Casablanca, Marrocos, 11/8/2011 – A participação das mulheres ao lado dos homens nos protestos iniciados em 20 de fevereiro no Marrocos mostra uma nova etapa da emancipação feminina, segundo observadores e ativistas. No entanto, alertam que ainda falta muito por fazer devido à tradicional grande disparidade de gênero. “Já esperamos muito. As mulheres participam para dizer que é hora de haver justiça”, disse a ativista Safaa Ferradi à IPS.
Por sua vez, Rabah Nouami, líder do movimento 20 de Fevereiro, de Casablanca, explicou que “a grande maioria das integrantes de nosso movimento tem formação acadêmica. É reconfortante ver que a maioria das porta-vozes do movimento são mulheres. Entretanto, ainda não têm influência no processo de decisão”, acrescentou. As mulheres continuam sendo vítimas de violência e discriminação, apesar dos esforços do Estado e da sociedade civil para combater o problema.

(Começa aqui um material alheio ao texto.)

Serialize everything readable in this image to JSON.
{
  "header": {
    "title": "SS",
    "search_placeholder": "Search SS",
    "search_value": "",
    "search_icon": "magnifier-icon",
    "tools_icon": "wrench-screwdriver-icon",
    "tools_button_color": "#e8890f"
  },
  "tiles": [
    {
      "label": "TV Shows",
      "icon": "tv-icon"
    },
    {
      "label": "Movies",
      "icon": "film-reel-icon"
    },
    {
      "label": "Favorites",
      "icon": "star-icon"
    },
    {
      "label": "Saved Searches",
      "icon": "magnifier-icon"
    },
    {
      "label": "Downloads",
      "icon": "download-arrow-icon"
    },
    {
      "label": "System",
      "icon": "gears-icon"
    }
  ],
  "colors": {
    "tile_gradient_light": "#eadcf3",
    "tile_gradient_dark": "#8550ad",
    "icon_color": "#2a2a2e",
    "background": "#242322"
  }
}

Os marroquinos sofrem quatro formas de violência: “física, sexual, psicológica e econômica”, revela um estudo da estatal Alta Comissão de Planejamento. O novo código de família deste país de 32 milhões de habitantes, que entrou em vigor em 2004, estabelece que as mulheres têm direito de se divorciar e receberem pensão alimentícia, bem como de se casar sem permissão paternal. Porém, não reconhece a igualdade com os homens com relação à herança.
O problema não é só o texto escrito, “mas sua execução”, disse à IPS a escritora dedicada a temas femininos, Fatima Bouhraka. “A maior resistência é cultural. É o homem que manda”, afirmou. No entanto, há outros fatores que reforçam a cultura, “como a pobreza e a ignorância dos direitos e deveres”, disse Taoufiki Belaid, membro da organização de direitos humanos Anistia Internacional, com sede em Londres. As mulheres vítimas de violência, bem como seus agressores, “ignoram seus direitos e deveres”, explicou.
Abderrahim Messoudi, da Associação de Direitos Humanos do Marrocos, que organiza painéis de conscientização em universidades, disse à IPS que o problema é a pouca participação feminina nessas atividades. A indiferença das mulheres quanto às iniciativas da sociedade civil deriva da percepção de que são tendenciosas, afirmam algumas ativistas. “Não há uma verdadeira sociedade civil. Todo mundo tenta manipular a causa feminina segundo seus próprios interesses”, disse Ferradi.
Contudo, não há coincidências a respeito. “A sociedade civil conseguiu em poucos anos o que os partidos políticos não fizeram em décadas”, disse Bouhraka. Mas, é preciso separar as duas coisas, acrescentou. “Quanto mais independente for uma organização, mais confiança vai inspirar”, ressaltou.
O descontentamento no Marrocos com os partidos políticos não é novo. Nas últimas eleições gerais, de setembro de 2007, participaram 37% dos habilitados a votar. As novas normas eleitorais exigem que as mulheres ocupem pelo menos 30% das 326 cadeiras da assembleia legislativa. Mas não é suficiente para as defensoras dos direitos humanos. “O parlamento e o governo continuarão tendo maioria de homens”, ressaltou Bouhraka.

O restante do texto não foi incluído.